There’s plenty of flavour in this curry. Some restaurant use herbs frugally or rely on premade pastes, which is fine as long as the end product is tasty. But sometimes I want the real deal, and here it is.
SLOW COOKED BEEF CHEEKS WITH MUSHROOMS & HOT ‘N SOUR SALAD (not on a la carte)
Taste: 10/10
Would I order it again? Yes, if it was on main menu. But there is another beef cheek main, as a massaman curry.

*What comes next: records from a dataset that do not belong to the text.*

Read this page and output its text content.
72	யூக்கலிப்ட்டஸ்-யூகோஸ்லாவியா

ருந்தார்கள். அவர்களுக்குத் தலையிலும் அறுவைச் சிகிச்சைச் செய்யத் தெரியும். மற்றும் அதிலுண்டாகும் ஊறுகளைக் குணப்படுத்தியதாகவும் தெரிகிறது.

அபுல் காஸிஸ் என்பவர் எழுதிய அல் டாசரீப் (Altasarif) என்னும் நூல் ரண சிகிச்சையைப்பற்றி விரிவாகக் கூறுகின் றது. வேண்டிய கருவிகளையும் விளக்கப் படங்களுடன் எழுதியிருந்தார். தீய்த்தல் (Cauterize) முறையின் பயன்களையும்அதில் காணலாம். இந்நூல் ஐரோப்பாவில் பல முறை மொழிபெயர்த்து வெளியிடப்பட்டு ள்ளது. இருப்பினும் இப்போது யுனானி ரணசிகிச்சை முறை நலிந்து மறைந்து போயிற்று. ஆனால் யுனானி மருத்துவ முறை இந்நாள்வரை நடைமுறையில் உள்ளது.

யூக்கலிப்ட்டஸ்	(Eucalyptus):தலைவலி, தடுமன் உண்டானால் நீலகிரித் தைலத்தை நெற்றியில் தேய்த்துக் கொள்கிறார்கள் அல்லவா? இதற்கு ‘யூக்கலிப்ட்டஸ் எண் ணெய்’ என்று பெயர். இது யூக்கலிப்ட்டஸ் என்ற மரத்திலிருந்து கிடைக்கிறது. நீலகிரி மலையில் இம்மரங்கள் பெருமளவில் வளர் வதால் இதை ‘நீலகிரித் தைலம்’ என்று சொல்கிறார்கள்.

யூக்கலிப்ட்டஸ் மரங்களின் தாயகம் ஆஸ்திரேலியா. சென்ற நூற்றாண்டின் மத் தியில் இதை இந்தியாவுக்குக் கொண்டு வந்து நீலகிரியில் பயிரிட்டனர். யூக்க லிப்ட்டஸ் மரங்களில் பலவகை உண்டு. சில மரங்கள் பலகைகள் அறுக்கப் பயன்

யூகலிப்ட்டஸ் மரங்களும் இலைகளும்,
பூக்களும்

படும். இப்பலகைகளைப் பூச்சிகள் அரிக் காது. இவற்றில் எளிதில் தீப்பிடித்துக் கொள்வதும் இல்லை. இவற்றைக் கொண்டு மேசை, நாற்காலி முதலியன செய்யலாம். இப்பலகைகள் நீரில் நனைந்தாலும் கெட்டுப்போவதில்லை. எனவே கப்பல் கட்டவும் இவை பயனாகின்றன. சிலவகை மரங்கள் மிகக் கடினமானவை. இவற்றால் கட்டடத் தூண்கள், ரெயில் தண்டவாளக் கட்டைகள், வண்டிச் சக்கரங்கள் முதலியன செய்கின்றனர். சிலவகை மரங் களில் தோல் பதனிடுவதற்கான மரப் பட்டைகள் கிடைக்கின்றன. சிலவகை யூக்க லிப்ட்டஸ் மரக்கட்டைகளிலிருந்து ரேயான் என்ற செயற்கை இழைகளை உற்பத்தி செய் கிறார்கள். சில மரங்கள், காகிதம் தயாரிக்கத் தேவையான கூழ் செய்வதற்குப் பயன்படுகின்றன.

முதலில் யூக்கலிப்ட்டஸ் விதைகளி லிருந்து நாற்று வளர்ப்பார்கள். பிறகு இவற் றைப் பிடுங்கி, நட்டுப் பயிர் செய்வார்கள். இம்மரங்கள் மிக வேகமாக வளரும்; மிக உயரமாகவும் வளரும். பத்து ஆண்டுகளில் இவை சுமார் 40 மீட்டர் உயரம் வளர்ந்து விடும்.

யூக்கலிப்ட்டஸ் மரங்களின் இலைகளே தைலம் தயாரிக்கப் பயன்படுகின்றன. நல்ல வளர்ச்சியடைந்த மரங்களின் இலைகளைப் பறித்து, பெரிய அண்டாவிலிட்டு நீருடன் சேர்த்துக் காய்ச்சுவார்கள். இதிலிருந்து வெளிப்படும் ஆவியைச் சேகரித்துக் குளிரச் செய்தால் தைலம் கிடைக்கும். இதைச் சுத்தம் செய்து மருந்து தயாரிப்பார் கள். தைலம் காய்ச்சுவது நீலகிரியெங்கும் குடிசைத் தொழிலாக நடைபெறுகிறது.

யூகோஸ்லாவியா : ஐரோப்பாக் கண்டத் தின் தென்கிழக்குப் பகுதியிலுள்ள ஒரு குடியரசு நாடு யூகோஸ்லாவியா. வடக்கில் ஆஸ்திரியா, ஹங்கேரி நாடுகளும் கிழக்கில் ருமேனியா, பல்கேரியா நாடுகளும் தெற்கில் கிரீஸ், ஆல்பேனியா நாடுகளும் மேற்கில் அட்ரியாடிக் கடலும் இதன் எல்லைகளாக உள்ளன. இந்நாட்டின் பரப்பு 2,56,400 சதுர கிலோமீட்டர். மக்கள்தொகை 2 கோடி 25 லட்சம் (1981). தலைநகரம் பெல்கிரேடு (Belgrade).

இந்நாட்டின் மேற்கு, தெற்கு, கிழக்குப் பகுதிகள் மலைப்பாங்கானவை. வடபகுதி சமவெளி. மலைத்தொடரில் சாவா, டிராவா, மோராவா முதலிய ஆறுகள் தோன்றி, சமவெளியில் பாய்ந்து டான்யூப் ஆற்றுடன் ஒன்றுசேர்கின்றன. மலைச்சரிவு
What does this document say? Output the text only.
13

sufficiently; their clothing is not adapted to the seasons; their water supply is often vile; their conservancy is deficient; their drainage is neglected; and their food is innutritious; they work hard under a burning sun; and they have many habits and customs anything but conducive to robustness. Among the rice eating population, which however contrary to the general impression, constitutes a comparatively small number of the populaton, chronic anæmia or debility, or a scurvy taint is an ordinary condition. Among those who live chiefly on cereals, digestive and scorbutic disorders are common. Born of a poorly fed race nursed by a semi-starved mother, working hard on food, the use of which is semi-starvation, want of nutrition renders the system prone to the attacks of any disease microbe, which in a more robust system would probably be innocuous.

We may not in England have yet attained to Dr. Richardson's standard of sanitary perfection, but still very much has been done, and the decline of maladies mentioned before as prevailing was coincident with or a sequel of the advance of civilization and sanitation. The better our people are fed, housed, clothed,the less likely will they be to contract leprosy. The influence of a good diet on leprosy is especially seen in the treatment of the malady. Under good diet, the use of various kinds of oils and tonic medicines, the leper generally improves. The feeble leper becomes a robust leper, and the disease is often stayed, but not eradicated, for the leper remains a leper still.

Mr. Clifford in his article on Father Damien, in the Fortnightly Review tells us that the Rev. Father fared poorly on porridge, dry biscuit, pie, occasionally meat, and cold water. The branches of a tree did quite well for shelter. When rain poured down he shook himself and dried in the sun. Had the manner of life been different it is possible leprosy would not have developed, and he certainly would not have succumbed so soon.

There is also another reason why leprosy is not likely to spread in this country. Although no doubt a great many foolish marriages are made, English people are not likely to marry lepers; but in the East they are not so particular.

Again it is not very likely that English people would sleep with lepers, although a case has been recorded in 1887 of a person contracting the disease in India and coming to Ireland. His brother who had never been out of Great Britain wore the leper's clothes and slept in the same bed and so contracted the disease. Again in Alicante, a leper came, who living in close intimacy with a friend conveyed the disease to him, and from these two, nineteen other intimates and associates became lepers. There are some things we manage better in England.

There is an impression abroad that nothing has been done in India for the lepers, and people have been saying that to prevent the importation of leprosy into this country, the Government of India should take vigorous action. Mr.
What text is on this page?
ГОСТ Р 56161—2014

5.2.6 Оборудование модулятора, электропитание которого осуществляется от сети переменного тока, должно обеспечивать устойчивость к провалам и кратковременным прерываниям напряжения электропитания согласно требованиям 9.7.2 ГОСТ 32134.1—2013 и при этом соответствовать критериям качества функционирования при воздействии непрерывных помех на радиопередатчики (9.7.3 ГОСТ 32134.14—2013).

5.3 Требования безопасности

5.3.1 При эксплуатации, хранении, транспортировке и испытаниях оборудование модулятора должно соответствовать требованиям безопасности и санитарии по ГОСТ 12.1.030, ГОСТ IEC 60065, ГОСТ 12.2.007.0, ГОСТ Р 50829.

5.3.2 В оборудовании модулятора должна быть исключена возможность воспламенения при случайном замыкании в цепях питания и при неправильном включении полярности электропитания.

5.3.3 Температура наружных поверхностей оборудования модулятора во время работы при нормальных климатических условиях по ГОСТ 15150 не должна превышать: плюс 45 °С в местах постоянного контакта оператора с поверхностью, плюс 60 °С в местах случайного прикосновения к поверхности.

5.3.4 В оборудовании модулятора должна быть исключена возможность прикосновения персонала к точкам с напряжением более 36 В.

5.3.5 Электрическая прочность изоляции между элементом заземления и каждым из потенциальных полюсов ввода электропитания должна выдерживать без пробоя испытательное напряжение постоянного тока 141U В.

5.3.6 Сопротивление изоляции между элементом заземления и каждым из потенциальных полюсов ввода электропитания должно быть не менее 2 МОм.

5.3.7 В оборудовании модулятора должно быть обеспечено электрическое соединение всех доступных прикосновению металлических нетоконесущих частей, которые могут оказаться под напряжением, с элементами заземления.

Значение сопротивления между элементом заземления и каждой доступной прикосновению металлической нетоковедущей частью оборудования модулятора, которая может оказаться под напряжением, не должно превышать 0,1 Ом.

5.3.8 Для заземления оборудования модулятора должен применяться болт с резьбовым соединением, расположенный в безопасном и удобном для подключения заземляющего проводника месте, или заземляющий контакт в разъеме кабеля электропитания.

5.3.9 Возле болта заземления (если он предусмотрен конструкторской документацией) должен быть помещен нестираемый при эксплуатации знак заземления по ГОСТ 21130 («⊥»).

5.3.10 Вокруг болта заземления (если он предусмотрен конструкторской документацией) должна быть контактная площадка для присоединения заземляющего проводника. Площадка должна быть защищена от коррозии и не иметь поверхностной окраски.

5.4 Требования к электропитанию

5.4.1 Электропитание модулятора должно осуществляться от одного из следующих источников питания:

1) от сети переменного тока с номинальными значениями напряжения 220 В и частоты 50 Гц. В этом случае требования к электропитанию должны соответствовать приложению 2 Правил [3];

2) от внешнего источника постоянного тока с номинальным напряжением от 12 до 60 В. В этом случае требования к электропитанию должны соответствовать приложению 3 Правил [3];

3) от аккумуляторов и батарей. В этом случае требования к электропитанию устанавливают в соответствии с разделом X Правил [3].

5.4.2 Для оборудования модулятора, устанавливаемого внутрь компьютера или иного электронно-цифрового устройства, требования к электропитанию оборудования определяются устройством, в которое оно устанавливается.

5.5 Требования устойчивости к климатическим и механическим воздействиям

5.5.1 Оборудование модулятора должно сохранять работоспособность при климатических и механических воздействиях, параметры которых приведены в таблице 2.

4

Doesn't look like much/ But it holds up to 'spoon test'*/* I made that up now

Crush stuff with your spoon/ See photo for description/ Light pressure only

My, oh my. Slow cooked beef cheeks. Everybody loves slow cooked food. Beef cheeks are something different. The cheek is an underused piece of meat, slightly chewy, lots of flavour and has collagen laced throughout, making it the more delicate version of stewing beef. The beef is so tender you can mash it with the back of a spoon, see second beef cheek picture for a demonstration.
I couldn’t tell you anything about the hot ‘n sour salad that the picture above couldn’t tell you. All of my attention was at barramundi green curry and beef cheeks. If I had to pick only two mains, I’d choose the green curry and beef cheek. If I could only choose one, I may possibly spontaneously combust.

Lastly, dessert.

PASSIONFRUIT CREAM WITH PEANUT PRALINE, PUFFED WILD RICE & COCONUT ICE CREAM ($14)
Taste:10/10
Would I order it again? Yes.

Miniature dessert/ This is all you really need/ Only a taster

At this point of dinner, everybody was bursting-at-the-seams full. But I have another space allocated for dessert. Don’t ask me where it comes from.
The passionfruit and peanut praline (sprinkled on top on the passionfruit cream) becomes a crunchy, tangy cream (yellow), the puffed wild rice is sprinkled on top, and the coconut ice cream (white) crenelle sits on top.The passionfruit cream is a cross between fruit gel and cream, as the cream does not dilute the passionfruit. It’s zingy and full of passionfruit flavour. To balance the tartness of passionfruit is the texture of cream, and the coconut ice cream. The consistency of puffed rice makes things crunchy. To me, puffed rice doesn’t quite give enough crunch by itself but there’s still the peanut praline. I’m amused by the novel puffed wild rice. I wonder how they do that.
The serving size may seem small, but by the end of the meal, you wouldn’t want to anything larger than that.

In addition to that:
PEACH ON THE BEACH (42 Below vodka and peach liquer layered with poached peaches, pineapple and cranberry juice) ($30)
Taste: 7/10
Would I order it again? No.

Peach on the Beach jug/ Fruity girly cocktail/ Best consumed with friends

Wait, what? They were poached peaches? I thought they were from a can. But I like canned peaches, so I can forgive them.
Peach on the Beach doesn’t taste particularly alcoholic or mind-blowingly delicious, and I suspect there isn’t much alcohol in it. (I also have two subjects with decreased alcohol dehydrogenase function who can attest to this by their lack of ruddiness — simply put, my lovely girlfriends were not red in the face as they would have been with any other glass of alcoholic beverage.) It tastes of peachy fruit punch, while delicious, not particularly exciting or refreshing. Nonetheless, it’s a pretty (in pink) fruity girly drink.

That concludes my review of dinner banquet #2 at Red Spice Road.